Rutgers co-authored research, which could help efforts to design beneficial bacteria that make medicines and fuels and clean up pollutants, was published in the journal Nature.
“CrAssphages are the most abundant viruses that infect bacteria in the human gut. As such, they likely control our gut community of microbes (the microbiome),” said co-author Konstantin Severinov, principal investigator at the Waksman Institute of Microbiology and professor of molecular biology and biochemistry at the Rutgers University-New Brunswick School of Arts and Sciences. “Understanding how these tiny viruses infect bacteria can allow scientists to control and manipulate the composition of the microbiome, increasing the percentage of beneficial bacteria in our gut or decreasing the number of harmful bacteria, thereby promoting health and fighting disease.”

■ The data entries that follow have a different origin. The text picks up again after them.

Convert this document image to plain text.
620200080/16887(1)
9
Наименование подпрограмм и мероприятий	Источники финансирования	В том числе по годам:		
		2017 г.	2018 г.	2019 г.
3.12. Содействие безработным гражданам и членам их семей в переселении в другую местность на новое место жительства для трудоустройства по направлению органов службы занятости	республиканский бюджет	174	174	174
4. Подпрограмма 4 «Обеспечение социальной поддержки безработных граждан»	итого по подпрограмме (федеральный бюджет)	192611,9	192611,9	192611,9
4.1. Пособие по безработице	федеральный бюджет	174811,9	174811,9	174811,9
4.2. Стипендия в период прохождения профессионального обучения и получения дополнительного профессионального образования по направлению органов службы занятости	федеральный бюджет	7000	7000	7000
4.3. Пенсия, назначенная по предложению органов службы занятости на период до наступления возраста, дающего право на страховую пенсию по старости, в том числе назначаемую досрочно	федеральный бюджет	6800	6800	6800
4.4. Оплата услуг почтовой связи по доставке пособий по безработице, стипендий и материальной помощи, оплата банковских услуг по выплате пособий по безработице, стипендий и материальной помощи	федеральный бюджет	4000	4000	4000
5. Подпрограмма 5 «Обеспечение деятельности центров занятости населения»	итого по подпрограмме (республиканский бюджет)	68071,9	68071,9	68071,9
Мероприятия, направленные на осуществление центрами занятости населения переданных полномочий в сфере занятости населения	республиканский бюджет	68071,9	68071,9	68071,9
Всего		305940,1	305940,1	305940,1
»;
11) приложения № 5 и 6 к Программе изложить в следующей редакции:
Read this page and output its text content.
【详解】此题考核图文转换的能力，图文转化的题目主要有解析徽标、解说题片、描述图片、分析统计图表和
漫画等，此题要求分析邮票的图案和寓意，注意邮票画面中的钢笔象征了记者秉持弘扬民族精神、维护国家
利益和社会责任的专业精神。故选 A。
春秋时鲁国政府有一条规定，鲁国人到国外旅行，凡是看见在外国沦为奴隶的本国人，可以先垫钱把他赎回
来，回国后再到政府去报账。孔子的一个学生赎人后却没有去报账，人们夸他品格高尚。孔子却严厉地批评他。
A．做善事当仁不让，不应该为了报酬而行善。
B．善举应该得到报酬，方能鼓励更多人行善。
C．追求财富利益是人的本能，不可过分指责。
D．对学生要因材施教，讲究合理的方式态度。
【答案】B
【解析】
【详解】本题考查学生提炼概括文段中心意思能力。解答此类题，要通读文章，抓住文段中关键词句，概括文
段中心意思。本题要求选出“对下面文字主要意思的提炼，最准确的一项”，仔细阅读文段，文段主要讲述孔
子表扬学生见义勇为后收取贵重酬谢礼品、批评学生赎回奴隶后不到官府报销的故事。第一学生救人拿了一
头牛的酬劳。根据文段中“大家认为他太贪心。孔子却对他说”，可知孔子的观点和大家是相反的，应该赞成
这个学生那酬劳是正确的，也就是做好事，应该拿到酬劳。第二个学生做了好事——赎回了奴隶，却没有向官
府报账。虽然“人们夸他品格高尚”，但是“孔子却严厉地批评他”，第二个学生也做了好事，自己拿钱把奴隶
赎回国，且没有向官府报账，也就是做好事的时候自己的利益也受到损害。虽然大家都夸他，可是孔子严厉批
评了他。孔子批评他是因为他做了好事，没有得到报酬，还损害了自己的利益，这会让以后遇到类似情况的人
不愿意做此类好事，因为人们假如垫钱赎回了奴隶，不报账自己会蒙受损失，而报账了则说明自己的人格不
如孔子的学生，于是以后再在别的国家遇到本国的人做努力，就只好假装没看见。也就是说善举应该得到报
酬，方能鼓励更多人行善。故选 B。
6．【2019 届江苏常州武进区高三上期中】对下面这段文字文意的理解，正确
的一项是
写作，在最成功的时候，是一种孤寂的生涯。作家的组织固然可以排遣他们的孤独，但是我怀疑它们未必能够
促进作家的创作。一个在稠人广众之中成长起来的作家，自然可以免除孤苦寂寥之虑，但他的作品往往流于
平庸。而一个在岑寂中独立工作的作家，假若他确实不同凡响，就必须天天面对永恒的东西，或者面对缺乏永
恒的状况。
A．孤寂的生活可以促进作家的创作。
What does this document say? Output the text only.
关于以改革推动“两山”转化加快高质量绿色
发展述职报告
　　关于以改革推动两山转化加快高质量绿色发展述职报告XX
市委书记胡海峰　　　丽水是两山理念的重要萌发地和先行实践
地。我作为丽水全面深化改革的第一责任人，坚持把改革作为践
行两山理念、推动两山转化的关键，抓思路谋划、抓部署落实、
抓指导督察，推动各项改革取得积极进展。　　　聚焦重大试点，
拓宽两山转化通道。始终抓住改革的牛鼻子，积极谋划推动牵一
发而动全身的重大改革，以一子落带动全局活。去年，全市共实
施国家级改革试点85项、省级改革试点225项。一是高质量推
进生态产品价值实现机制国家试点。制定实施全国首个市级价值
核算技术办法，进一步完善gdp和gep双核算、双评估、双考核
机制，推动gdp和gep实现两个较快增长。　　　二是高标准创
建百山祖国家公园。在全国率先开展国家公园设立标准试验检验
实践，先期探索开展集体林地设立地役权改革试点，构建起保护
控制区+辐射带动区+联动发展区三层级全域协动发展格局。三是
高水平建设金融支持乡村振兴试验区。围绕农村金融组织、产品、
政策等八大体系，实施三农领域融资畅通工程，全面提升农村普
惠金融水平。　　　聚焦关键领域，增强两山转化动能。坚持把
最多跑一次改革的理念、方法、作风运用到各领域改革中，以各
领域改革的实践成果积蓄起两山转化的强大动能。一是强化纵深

Scientists have discovered that crAssphages use their own enzyme (an RNA polymerase) to make RNA copies of their genes. RNA possesses the genetic information to make proteins. All cells, from bacterial to human, use these enzymes to make RNA copies of their genes. And these enzymes are very similar throughout living matter, which implies that they are ancient and related by common ancestors, Severinov said.
When the team revealed the atomic structure of a crAssphage enzyme, they were surprised to learn that it is distinct from other RNA polymerases but closely resembles an enzyme in humans and other higher organisms involved in RNA interference. Such interference silences the function of some genes and can lead to certain diseases.
“This is a surprising result. It suggests that RNA-interfering enzymes, a process thought to occur only in the cells of higher organisms, were ‘borrowed’ from an ancestral bacterial virus early in evolution.” , Severinov said. “The result provides a glimpse of how the cells of higher organisms evolved by mixing and matching simpler cell components and even their viruses.”
“In addition to profound evolutionary insights, phage (viral) enzymes such as crAssphage RNA polymerase can be used in synthetic biology to generate genetic circuits that do not exist in nature,” he said.
According to the National Human Genome Research Institute, synthetic biology involves redesigning organisms so that they can, for example, make a medicine, nutrient or fuel, sense something in the environment, or clean up pollutants.
“We’re now trying to match the thousands of different crAssphage viruses in our gut with the bacterial hosts they infect,” Severinov said. “By using only the” right “bacterial virus, we will be able to get rid of the bacteria it infects, which will allow us to alter the composition of the gut microbiome in a targeted way.”
Leonid Minakhin of the Waksman Institute of Microbiology contributed to the study along with scientists from many other institutions.